RDC : avortement légal si...

Le Code pénal congolais sanctionne toute forme d’interruption de grossesse. Mais le Protocole de Maputo, ratifié par la RDC, apporte des exceptions en faveur des femmes victimes de viol, de violences sexuelles, de l’inceste et celles dont la grossesse met en danger leur vie et celle du fœtus ou leur santé mentale et physique.
19-May-2020

Chantal, la trentaine révolue, était l’aînée de sa famille. Alors qu’elle habite encore le toit familial, elle disparaît pendant deux jours sans laisser des nouvelles. Un matin, l’on retrouve son corps, sans vie, dans une ruelle d’un quartier populaire du centre-ville. Informations prises : elle était venue interrompre, dans la clandestinité, sa grossesse dans un petit centre de santé. L’opération a mal tourné.

Le sort de Chantal serait tout autre si sa famille était informée de la grossesse et surtout, de l’existence d’une législation qui permet désormais à certaines femmes, selon leur situation, d’avorter légalement. Ce qui aurait permis une prise en charge sécurisée dans une formation médicale appropriée s’il était établi chez la femme un problème de santé mentale. Cela, conformément à l’article 14 alinéa 2 point C de la Charte africaine des droits de l’homme et des peuples, relative aux droits de la femme (Protocole de Maputo).
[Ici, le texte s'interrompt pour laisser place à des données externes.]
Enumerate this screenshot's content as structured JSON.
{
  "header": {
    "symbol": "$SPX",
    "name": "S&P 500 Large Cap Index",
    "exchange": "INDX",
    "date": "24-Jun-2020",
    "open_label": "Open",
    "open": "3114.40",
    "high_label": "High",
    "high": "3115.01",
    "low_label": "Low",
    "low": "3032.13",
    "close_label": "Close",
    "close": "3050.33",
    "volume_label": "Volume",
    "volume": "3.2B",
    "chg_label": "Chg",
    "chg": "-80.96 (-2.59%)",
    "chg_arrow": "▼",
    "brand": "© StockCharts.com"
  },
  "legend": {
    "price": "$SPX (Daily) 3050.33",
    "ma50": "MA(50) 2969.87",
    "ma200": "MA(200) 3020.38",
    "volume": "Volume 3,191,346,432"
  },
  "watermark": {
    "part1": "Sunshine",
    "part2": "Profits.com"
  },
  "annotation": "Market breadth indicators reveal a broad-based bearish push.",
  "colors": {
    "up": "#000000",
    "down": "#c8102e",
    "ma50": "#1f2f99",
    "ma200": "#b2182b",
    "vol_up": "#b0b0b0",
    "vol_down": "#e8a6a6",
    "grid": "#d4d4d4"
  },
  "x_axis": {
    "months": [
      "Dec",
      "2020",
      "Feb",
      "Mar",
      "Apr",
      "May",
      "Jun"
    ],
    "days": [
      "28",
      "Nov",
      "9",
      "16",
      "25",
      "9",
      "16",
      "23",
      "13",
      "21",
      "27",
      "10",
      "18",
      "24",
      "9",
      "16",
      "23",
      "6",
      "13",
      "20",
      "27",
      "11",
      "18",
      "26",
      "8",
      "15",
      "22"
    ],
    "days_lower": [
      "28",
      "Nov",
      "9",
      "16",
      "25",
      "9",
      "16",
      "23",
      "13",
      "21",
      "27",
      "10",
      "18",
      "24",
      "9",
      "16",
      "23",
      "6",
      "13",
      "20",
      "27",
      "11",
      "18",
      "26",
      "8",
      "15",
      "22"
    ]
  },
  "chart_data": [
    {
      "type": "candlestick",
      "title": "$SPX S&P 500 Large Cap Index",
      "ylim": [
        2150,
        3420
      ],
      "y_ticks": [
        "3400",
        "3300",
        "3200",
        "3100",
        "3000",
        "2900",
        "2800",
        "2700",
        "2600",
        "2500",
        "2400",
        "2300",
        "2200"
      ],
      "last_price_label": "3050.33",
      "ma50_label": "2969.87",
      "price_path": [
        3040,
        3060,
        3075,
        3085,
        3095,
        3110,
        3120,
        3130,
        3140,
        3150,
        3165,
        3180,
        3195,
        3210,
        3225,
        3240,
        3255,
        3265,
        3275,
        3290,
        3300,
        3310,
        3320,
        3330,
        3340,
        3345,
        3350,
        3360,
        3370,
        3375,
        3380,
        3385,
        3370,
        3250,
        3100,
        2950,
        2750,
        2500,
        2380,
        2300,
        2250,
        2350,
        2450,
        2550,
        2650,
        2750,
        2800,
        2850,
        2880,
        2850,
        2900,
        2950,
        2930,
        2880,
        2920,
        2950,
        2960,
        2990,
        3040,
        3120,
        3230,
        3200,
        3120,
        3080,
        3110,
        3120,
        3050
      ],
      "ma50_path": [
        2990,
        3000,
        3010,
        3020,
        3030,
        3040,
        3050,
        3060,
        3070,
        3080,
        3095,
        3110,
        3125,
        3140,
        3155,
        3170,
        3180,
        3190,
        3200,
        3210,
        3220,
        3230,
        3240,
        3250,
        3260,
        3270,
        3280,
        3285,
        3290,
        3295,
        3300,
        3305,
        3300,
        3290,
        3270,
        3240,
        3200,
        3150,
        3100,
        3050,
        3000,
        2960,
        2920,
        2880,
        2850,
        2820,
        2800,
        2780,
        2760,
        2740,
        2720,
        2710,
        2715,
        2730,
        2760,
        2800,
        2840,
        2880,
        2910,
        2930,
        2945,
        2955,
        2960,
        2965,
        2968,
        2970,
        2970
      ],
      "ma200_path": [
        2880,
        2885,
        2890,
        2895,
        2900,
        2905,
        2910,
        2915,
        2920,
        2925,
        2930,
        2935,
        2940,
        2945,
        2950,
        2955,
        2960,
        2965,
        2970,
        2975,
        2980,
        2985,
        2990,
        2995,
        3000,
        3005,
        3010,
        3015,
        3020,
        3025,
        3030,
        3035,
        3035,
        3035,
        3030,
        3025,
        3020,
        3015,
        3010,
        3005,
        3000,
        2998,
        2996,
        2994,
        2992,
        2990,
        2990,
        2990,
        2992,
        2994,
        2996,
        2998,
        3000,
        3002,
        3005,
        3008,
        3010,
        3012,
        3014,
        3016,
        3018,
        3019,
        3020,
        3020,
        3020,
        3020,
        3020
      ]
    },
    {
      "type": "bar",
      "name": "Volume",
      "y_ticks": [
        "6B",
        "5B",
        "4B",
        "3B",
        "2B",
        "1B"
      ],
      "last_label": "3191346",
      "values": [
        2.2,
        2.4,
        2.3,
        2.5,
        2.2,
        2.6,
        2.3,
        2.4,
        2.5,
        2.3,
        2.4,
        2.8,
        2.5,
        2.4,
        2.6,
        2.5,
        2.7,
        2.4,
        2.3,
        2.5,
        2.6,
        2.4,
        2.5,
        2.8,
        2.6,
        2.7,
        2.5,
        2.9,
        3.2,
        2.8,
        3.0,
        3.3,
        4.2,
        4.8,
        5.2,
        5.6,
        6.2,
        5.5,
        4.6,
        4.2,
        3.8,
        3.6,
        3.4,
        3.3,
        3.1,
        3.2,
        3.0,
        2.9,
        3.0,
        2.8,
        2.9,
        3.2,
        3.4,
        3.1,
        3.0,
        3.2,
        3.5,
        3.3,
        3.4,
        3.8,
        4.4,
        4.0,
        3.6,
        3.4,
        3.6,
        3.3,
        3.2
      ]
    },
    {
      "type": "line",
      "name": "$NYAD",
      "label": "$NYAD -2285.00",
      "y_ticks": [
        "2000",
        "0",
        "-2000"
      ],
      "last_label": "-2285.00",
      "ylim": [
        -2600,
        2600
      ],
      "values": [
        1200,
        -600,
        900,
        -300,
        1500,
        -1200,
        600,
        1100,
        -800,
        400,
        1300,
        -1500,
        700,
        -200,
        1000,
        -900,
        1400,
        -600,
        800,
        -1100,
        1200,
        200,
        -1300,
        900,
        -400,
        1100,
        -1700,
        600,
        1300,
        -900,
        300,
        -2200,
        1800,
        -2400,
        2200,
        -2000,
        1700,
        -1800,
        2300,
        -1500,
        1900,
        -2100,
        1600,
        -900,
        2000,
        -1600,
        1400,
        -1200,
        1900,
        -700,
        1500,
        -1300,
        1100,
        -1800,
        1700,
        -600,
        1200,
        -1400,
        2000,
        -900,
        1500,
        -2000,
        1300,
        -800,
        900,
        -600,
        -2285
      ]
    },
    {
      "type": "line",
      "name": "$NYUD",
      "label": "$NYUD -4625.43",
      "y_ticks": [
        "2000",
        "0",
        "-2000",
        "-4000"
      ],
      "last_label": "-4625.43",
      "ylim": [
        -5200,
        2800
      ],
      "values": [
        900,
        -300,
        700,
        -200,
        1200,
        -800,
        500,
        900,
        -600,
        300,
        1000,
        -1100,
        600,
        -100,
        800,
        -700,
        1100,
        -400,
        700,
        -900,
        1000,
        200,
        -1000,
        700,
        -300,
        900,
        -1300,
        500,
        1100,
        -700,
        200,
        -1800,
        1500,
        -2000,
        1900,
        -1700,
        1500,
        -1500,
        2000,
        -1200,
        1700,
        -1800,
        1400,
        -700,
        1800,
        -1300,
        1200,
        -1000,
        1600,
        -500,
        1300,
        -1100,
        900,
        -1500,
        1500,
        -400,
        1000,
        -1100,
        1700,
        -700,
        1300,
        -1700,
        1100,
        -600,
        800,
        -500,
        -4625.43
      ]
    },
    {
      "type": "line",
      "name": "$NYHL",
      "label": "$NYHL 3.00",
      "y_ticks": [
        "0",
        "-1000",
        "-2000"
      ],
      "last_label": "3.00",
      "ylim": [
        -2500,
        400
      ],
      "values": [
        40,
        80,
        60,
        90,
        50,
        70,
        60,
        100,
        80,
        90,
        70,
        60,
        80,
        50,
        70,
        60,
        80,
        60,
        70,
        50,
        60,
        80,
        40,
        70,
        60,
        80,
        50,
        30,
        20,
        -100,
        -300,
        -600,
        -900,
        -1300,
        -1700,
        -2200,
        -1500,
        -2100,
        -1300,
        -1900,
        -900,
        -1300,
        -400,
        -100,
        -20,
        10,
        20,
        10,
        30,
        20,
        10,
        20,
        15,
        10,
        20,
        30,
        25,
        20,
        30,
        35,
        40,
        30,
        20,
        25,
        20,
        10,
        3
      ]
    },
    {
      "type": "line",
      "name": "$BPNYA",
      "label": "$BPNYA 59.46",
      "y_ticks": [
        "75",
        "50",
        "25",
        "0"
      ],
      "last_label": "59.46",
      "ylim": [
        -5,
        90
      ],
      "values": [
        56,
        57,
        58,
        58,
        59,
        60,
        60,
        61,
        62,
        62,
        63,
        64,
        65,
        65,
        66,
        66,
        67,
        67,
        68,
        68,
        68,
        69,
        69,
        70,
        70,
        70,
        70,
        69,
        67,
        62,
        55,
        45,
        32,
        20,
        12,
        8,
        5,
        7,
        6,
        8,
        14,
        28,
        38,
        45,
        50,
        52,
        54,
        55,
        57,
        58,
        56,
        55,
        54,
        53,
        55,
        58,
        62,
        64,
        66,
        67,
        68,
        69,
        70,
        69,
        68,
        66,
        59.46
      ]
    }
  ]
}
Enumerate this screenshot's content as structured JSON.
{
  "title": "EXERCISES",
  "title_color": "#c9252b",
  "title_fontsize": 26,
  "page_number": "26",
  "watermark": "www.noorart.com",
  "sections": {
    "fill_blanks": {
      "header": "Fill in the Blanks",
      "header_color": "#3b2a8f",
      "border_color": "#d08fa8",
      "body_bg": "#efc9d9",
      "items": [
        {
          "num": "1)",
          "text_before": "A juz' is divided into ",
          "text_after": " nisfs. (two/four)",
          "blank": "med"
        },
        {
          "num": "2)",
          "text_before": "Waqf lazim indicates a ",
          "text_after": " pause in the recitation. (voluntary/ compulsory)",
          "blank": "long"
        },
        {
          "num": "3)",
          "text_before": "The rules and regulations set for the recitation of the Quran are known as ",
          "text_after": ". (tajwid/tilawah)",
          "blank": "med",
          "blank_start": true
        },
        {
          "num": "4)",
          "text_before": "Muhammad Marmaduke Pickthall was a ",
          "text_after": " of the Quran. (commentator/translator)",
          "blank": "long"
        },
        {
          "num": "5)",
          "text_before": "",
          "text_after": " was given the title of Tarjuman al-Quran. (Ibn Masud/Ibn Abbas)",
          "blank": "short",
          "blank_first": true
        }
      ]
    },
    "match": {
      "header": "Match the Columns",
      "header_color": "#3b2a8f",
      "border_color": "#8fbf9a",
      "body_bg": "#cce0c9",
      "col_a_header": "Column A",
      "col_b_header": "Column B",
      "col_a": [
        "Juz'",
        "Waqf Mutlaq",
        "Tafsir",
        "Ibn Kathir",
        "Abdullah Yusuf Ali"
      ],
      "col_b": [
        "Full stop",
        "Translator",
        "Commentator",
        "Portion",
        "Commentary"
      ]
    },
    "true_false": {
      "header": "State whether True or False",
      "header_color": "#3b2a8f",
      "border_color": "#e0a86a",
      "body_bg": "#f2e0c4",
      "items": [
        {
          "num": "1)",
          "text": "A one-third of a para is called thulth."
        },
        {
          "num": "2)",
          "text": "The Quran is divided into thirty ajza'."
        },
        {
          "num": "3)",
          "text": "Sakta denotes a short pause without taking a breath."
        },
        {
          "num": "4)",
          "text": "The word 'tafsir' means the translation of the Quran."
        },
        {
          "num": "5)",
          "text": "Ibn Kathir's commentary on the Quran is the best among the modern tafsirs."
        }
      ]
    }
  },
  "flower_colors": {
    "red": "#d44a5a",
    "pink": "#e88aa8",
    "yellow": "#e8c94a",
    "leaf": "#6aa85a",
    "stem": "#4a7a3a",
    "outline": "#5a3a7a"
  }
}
Article 14.2 Protocole de Maputo

La Charte a été ratifiée par la RDC depuis 2016 et promulguée, deux ans après, par le chef de l’Etat après son examen au Parlement. Que dit cette disposition du Protocole de Maputo ? « Les Etats prennent toutes les mesures appropriées pour protéger les droits reproductifs des femmes, particulièrement en autorisant l’avortement médicalisé, en cas d’agression sexuelle, de viol, d’inceste et lorsque la grossesse met en danger la santé mentale et physique de la mère ou la vie de la mère ou du fœtus ».

Une circulaire du président de la Cour constitutionnelle publiée le 19 avril 2018 dans le Journal Officiel enjoint les chefs des juridictions et offices des parquets de procéder immédiatement à son application. Selon la Constitution, les traités internationaux dûment ratifiés par le pays ont une suprématie sur les lois nationales. Ainsi, le Protocole de Maputo vient-il apporter des exceptions au Code pénal congolais qui interdit totalement l’avortement.

Chiffres alarmants

L’avortement clandestin est la deuxième cause de mortalité maternelle en RDC, selon l’Enquête démographique et de santé (EDS) 2013-2014. Le taux global de mortalité maternelle au pays, l’un des plus élevés au monde, est de 846 décès sur 100 000 naissances vivantes.

Une étude de Guttmacher Institute indique que la majeure partie d’avortements en RDC est non sécurisée, donc réalisée en clandestinité et sans respect des normes de l’OMS. Pour la seule ville de Kinshasa, cette étude estime à 146 700, le nombre d’avortements en 2016. Ce qui représente un taux de 56 pour 1 000 femmes en âge de procréer (15-49 ans). Ce taux est le plus élevé d’Afrique centrale où la moyenne est de 35 pour 1 000 femmes. La même année, 37 900 femmes ont obtenu un traitement dans un établissement de santé de Kinshasa pour des complications en lien avec l’avortement non sécurisé, selon Guttmacher Institute.

Or, selon l’OMS, un avortement médicalisé dans un milieu approprié est même plus sûr qu’un accouchement. Les activistes des droits de la femme se réjouissent du fait que la légalisation thérapeutique de l’avortement pourrait diminuer sensiblement le nombre des décès et des complications dues à des avortements clandestins.